10 Cognitive Distortions That Limit Our Success
The language we choose daily impacts how we both see and experience our world in ways we are often unaware. Not only do we reveal ourselves through the words we choose to use, these also reveal our limiting beliefs.
As we capture thoughts, ideas and describe what we see around us using words, we must transcribe the bulk of what we see, hear and experience into a few chosen words. Inevitably, things get “lost in translation”, and we lose clarity and perspective through “Generalisations”, “Deletion” and “Cognitive Distortion”.
Distortion is where some aspect of our thinking and perceived experience is disproportionately given more weight or focus than another. We all do this consciously and unconsciously, and how we do it points to our underlying beliefs about ourselves, others and the world. Becoming adept at recognizing these will allow us to see into ourselves and others at a far deeper level.
Which of these do you do?
1. All or Nothing Thinking: Seeing things as black-or-white, right-or-wrong with nothing in-between. Essentially, if I’m not perfect then I’m a failure.
- I didn’t finish writing that paper so it was a complete waste of time.
- There’s no point in playing if I’m not 100% in shape.
- They didn’t show, they’re completely unreliable!
2. Overgeneralization: Using words like always, never in relation to a single event or experience.
- I’ll never get that promotion
- She always does that…
3. Minimising or Magnifying (Also Catastrophizing): Seeing things as dramatically more or less important than they actually are. Often creating a “catastrophe” that follows.
- Because my boss publicly thanked her she’ll get that promotion, not me (even though I had a great performance review and just won an industry award).

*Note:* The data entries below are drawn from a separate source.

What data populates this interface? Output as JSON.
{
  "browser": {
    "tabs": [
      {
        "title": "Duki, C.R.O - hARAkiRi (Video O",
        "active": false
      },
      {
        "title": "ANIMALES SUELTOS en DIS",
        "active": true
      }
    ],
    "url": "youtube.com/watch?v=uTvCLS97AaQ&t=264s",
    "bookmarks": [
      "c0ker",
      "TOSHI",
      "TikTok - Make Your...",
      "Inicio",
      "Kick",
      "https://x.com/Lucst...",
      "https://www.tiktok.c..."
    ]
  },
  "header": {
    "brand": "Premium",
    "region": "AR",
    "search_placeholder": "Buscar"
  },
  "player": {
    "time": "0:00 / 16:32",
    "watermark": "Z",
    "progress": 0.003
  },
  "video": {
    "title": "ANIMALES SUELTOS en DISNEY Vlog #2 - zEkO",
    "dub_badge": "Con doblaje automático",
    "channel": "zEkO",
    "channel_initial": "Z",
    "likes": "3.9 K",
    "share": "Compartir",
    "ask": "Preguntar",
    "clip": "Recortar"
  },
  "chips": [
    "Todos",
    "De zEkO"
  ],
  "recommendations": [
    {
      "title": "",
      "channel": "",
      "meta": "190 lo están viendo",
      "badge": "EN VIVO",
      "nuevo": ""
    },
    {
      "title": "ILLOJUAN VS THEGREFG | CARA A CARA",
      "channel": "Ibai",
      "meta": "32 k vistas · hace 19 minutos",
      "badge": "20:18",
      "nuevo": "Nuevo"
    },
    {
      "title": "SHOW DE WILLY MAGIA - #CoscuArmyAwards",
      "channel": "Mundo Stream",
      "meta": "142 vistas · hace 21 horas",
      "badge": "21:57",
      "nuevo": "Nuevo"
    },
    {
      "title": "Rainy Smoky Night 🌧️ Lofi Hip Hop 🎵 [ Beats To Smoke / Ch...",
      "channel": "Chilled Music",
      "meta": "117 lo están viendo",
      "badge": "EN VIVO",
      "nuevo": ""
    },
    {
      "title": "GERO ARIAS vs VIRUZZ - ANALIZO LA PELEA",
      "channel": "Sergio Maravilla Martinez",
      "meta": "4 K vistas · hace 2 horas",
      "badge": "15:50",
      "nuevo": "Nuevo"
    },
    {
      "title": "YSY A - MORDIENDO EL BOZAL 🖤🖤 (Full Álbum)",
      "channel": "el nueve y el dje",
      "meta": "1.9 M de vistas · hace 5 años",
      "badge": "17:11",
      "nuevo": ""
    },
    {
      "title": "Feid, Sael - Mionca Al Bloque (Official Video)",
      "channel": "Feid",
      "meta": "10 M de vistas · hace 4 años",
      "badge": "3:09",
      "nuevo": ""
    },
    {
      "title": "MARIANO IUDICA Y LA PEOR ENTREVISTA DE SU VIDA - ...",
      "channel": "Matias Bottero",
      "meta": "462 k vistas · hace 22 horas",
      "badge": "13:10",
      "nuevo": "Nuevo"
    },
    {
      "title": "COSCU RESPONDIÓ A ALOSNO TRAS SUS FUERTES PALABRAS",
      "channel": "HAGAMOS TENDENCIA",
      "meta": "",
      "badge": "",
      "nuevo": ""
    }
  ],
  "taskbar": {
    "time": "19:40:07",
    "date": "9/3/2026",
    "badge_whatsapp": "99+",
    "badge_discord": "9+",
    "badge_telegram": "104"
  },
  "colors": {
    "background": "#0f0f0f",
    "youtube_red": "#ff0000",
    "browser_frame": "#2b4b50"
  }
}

- I forgot that email! That means my boss won’t trust me again, I won’t get that raise and my wife will leave me.
4. “Shoulds”: Using “should”, “need to”, “must”, “ought to” to motivate oneself, then feeling guilty when you don’t follow through (or anger and resentment when someone else doesn’t follow through).

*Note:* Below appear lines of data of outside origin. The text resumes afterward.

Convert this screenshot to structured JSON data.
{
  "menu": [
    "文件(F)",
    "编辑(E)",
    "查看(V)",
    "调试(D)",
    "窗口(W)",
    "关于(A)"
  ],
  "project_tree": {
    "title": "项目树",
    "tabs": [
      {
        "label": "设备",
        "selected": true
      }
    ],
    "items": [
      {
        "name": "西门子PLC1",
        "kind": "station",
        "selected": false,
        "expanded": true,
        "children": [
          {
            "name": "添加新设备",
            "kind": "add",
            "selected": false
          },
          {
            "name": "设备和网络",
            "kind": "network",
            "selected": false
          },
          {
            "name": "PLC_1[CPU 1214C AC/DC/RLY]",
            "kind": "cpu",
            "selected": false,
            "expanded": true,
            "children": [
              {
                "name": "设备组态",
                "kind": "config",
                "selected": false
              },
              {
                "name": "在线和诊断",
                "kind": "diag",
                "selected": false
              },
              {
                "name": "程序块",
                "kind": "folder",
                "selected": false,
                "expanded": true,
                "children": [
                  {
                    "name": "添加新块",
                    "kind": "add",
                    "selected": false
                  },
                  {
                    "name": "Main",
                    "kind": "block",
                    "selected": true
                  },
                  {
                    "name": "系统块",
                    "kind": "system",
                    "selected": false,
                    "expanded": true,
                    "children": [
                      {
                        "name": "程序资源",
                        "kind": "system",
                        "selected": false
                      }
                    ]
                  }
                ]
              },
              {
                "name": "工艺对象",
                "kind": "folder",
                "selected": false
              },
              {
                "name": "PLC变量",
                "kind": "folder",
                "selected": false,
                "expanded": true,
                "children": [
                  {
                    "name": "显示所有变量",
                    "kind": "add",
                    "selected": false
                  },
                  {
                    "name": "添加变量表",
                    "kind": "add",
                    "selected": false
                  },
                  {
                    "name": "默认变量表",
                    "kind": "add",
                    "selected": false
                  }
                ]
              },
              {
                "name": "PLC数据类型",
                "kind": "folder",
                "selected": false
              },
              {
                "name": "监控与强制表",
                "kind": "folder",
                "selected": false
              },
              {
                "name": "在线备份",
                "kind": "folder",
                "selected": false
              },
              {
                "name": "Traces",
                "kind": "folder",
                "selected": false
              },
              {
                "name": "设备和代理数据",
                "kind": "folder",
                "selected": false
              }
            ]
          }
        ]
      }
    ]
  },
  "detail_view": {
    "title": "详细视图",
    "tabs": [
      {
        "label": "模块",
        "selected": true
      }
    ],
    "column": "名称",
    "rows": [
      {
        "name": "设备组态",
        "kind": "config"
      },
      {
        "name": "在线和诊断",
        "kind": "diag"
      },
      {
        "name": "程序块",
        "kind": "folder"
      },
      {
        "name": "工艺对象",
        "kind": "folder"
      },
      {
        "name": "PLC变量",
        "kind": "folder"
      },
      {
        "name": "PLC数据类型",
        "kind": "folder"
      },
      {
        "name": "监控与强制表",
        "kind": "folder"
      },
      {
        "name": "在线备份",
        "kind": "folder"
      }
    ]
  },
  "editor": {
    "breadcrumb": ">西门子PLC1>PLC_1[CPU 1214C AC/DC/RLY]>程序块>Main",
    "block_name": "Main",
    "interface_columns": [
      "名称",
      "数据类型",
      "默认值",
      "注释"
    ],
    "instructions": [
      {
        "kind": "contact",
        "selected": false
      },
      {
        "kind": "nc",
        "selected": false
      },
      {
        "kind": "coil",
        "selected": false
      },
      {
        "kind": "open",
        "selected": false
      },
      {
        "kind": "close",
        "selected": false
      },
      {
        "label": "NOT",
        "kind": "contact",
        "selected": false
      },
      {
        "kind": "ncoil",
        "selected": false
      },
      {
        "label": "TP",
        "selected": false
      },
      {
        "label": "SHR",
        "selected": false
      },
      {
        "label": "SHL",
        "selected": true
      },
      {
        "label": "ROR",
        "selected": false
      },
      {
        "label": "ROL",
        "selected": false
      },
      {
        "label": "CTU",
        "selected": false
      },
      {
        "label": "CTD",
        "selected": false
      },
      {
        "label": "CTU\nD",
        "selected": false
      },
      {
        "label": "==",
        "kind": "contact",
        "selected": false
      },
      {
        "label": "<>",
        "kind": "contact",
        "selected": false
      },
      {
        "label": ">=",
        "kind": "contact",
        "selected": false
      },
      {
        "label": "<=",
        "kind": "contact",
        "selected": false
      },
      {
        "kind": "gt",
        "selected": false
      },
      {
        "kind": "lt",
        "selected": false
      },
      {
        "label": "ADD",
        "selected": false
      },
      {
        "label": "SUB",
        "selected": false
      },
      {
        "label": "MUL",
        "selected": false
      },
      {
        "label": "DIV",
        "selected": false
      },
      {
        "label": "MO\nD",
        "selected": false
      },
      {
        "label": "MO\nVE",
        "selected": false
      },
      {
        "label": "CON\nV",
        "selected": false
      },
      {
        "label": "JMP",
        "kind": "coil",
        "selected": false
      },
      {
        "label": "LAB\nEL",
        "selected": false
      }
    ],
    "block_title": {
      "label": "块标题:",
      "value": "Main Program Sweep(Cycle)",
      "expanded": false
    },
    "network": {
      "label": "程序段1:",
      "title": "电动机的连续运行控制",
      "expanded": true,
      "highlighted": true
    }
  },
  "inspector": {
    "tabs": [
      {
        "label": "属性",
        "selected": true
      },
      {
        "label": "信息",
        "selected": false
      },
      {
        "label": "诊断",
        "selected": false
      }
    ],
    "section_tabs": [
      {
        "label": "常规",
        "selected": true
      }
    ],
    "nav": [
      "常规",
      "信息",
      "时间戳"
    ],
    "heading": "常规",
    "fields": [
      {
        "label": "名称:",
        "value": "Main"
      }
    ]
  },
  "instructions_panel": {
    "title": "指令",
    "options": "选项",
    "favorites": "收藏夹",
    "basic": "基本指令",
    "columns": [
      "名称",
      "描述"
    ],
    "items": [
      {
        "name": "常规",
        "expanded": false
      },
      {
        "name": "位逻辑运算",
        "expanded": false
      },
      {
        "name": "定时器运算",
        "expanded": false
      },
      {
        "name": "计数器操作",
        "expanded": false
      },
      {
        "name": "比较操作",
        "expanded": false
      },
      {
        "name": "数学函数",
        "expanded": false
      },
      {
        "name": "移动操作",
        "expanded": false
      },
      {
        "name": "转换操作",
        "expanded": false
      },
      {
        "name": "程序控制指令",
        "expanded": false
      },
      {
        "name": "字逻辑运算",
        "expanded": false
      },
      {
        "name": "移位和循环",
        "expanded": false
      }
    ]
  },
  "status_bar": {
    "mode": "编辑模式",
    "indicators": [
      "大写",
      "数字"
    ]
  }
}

- I should have got the painting done this weekend.
- They ought to have been more considerate of my feelings, they should know that would upset me.

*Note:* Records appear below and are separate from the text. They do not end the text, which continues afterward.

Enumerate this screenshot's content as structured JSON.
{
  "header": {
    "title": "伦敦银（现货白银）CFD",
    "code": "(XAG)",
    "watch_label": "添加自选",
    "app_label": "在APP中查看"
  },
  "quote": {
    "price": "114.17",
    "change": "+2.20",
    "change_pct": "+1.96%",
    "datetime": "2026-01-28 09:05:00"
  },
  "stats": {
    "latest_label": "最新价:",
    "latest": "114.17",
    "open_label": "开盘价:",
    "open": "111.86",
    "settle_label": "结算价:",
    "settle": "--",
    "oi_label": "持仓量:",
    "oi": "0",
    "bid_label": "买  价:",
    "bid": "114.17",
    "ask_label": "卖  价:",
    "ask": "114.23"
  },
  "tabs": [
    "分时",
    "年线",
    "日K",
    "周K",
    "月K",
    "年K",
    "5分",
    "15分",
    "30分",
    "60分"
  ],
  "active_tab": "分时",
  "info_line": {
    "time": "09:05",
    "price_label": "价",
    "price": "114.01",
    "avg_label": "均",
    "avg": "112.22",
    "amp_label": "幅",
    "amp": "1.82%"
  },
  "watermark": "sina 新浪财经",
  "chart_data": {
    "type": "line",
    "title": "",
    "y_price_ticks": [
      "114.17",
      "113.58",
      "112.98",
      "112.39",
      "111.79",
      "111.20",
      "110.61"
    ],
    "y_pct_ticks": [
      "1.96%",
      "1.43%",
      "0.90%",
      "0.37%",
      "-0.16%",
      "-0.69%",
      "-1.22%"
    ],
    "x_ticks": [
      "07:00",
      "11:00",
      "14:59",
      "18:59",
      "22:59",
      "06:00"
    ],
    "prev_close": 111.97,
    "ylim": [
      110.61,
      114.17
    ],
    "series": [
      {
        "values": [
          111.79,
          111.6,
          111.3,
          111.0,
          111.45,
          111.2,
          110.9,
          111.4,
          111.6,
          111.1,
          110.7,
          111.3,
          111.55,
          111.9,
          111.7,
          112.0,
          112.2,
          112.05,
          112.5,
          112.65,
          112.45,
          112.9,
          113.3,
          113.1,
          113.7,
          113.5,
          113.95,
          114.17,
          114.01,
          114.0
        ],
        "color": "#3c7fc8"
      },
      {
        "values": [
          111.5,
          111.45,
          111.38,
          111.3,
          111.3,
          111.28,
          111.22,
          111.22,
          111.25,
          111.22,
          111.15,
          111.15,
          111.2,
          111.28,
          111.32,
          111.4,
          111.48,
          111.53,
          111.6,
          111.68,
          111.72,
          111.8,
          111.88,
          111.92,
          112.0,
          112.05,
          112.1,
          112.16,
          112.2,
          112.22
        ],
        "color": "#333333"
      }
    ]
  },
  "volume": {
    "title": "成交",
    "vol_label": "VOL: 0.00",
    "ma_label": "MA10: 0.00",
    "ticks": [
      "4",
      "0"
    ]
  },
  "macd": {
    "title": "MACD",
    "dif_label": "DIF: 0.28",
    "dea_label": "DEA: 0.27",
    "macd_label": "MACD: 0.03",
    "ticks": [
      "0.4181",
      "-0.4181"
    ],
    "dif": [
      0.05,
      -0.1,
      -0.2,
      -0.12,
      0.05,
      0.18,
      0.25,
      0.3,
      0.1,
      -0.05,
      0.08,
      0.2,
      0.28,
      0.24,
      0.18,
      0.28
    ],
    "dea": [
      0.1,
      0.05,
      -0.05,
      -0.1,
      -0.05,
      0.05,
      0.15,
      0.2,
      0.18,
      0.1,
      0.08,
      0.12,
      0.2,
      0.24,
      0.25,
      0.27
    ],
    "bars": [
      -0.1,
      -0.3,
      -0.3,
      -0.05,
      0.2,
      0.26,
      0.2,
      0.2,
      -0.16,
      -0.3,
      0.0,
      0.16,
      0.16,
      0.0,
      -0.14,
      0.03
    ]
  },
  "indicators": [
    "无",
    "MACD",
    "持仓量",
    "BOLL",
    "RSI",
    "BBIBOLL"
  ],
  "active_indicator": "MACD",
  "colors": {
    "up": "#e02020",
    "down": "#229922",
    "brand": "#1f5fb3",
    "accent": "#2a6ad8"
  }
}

5. Labelling: Attaching a negative label to yourself or others following a single event.
- I didn’t stand up to my co-worker, I’m such a wimp!
- What an idiot, he couldn’t even see that coming!
6. Jumping to Conclusions:
a.) Mind-Reading: Making negative assumptions about how people see you without evidence or factual support.
Your friend is preoccupied and you don’t bother to find out why. You’re thinking:
- She thinks I’m exaggerating again or
- He still hasn’t forgiven me for telling Fred about his illness.
b.) Fortune Telling: Making negative predictions about the future without evidence or factual support
- I won’t be able to sell my house and I’ll be stuck here (even though the housing market is good).
- No-one will understand. I won’t be invited back again (even though they are supportive friends).
7. Discounting the Positive: Not acknowledging the positive. Saying anyone could have done it or insisting that your positive actions, qualities or achievements don’t count…
- That doesn’t count, anyone could have done it.
- I’ve only cut back from smoking 40 cigarettes a day to 10. It doesn’t count because I’ve not fully given up yet.
8. Blame & Personalization: Blaming yourself when you weren’t entirely responsible or blaming other people and denying your role in the situation
- If only I was younger, I would have got the job
- If only I hadn’t said that, they wouldn’t have…
- If only she hadn’t yelled at me, I wouldn’t have been angry and wouldn’t have had that car accident.
9. Emotional Reasoning: I feel, therefore I am. Assuming that a feeling is true without digging deeper to see if the rationalization attached to it is accurate.
- I feel such an idiot (it must be true).
- I feel guilty (I must have done something wrong).
- I feel really bad for yelling at my partner, I must be really selfish and inconsiderate.
10. Mental Filter: Dwelling on, or allowing one negative detail or fact to spoil our enjoyment, happiness, hope etc
- You have a great evening and dinner at a restaurant with friends, but your chicken was undercooked and that spoiled
Learning to overcome a limiting frame of perception is about recognizing the words we use, recognizing the impact it has on ourselves and others and wanting to change the behavior in order to reach a better outcome.
Coaching allows us to experience a non-judgmental mirror with someone who is willing to challenge us with thought-provoking questions, dissolving the limitations at the root of our beliefs and therefore our behaviors. A coach then works forward with your ideas around actions and better choices towards a more satisfying work or life experience.